Editorial: Salvana, Loreche, Garcia, and yes, the data

Editorial Art by Enrico Santisas
Editorial Art by Enrico Santisas

A recent newspaper column called “Clinical Matters” of Dr. Edsel Salvana, a molecular epidemiologist from the University of the Philippines and a member of the Technical Advisory Group (TAG) of the Department of Health (DOH), had caused quite a stir among Cebu officials. The column traced the “origins and inside story (as much as I can reveal) of the current decision to do a preemptive ECQ.”

Much of the beef of those slighted by the good doctor’s column specifically comes from this statement: “Some IATF-EID and TAG members, including myself, went to Cebu at the end of June and presented the threat of Delta to the Cebu Provincial Board. We warned that if Delta got into Cebu due to lax border control, a bad surge was forthcoming. Delta is now in Cebu causing a large spike in cases, overwhelming their health care system. Some of the Delta outbreaks in Mindanao have been linked through whole genome analysis to returning Filipinos who entered through hthe Cebu airport. While it might have been impossible to competely stop Delta from coming in, it could have been slowed down.”

To recall, the governor invited the IATF team following the heated tug-of-war over which entry protocol for inbound Filipinos at the airport must be followed—Cebu’s, via the governor’s Executive Order (EO) 17, or the IATF’s through Resolution 114, which was primarily a response to the threat of the Delta variant. The latter required the quarantining of overseas Filipino workers (OFWs) and returning overseas Filipinos (ROFs) for 10 days in an isolation facility and four more days under close monitoring in their point of destination. It required swabbing only on the seventh day, based on the science that any tests done earlier than that could only yield false negatives. The IATF did not protest EO 17’s swab-upon-arrival measure, provided that the seventh-day swab would still be performed. The basic difference in the protocols was in the number of quarantine days required of OFWs and ROFs—EO 17 only required three days following a negative swab result. In the end, though, the IATF measure prevailed and the governor, in an announcement via social media livestream, set aside the EO “in deference to the President.”

Reacting to Salvana’s recent column, the governor said, “So how dare you blame Cebu, you better back up your statement with clear data because we have our own data to refute you... Next time, Dr. Salvana, be mindful of your statement. You consider yourself an expert? Well, you’ve been around, haven’t you? For over a year and have you been able to come out with a clear road map on how to deal with Covid-19? All that you seem to recommend is dance the Sinulog, two steps forward, one step backward, but worse with you, it’s one step forward five steps backward for the economy, for livelihood of people, for this country in fact. So watch what you say.”

On the other hand, Dr. Mary Jean Loreche, of the DOH 7, also has this to say in response to Salvana’s column. She said Cebu’s recent case surge could be “multi-factorial in nature,” and cited human behavior via Covid fatigue and complacency among those vaccinated.
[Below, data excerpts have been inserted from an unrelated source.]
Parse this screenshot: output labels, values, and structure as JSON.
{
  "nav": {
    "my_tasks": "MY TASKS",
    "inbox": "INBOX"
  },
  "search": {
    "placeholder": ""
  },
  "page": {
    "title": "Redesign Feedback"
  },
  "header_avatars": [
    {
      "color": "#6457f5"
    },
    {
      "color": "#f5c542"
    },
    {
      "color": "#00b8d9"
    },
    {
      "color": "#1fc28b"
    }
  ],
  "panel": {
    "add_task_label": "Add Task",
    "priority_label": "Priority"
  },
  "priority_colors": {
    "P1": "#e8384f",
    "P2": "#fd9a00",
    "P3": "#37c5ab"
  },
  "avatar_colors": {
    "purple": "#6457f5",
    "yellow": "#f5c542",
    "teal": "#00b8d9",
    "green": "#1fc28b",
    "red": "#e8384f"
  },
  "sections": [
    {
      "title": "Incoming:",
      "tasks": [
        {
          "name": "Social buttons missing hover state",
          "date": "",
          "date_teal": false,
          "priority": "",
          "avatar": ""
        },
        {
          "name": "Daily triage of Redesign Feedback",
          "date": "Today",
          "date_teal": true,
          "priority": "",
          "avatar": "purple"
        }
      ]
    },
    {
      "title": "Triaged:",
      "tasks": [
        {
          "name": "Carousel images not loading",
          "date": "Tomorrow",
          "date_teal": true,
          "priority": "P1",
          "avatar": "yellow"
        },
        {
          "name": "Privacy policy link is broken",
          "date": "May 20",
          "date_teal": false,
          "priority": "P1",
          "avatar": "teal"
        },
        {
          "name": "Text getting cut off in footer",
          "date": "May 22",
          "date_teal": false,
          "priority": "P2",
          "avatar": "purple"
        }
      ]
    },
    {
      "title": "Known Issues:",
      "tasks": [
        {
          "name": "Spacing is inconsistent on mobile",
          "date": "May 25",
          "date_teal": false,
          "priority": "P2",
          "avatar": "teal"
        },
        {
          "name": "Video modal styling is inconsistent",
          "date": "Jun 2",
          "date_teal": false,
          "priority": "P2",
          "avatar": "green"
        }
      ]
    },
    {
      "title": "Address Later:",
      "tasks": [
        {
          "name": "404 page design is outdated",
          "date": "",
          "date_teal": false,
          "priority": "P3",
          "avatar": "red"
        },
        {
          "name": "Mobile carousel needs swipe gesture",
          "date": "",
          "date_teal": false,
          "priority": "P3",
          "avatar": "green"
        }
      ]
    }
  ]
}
She acknowledges though the difference in border control policies but said “these were correspondingly addressed.”

There is something to be said about the three statements. For one, it is Salvana’s column that is rather forthright in its claim, citing very specifically that Mindanao’s Delta outbreak was linked “through whole genome analysis to returning Filipinos who entered through the Cebu airport.” Should we take the governor’s challenge to Salvana, records of the early Delta cases in Mindanao can be easily culled via the concerned agencies. If data is what we want, then data we must forage, for the public to have at least a better judgment on who in this word war and probably bluff game are really speaking the truth. If only as a call for accountability in this crisis, which the virus unfortunately did not single-handedly cause. A big part of where we are today are caused either by human miscalculation, which is forgivable, and outright madness, which is utterly criminal.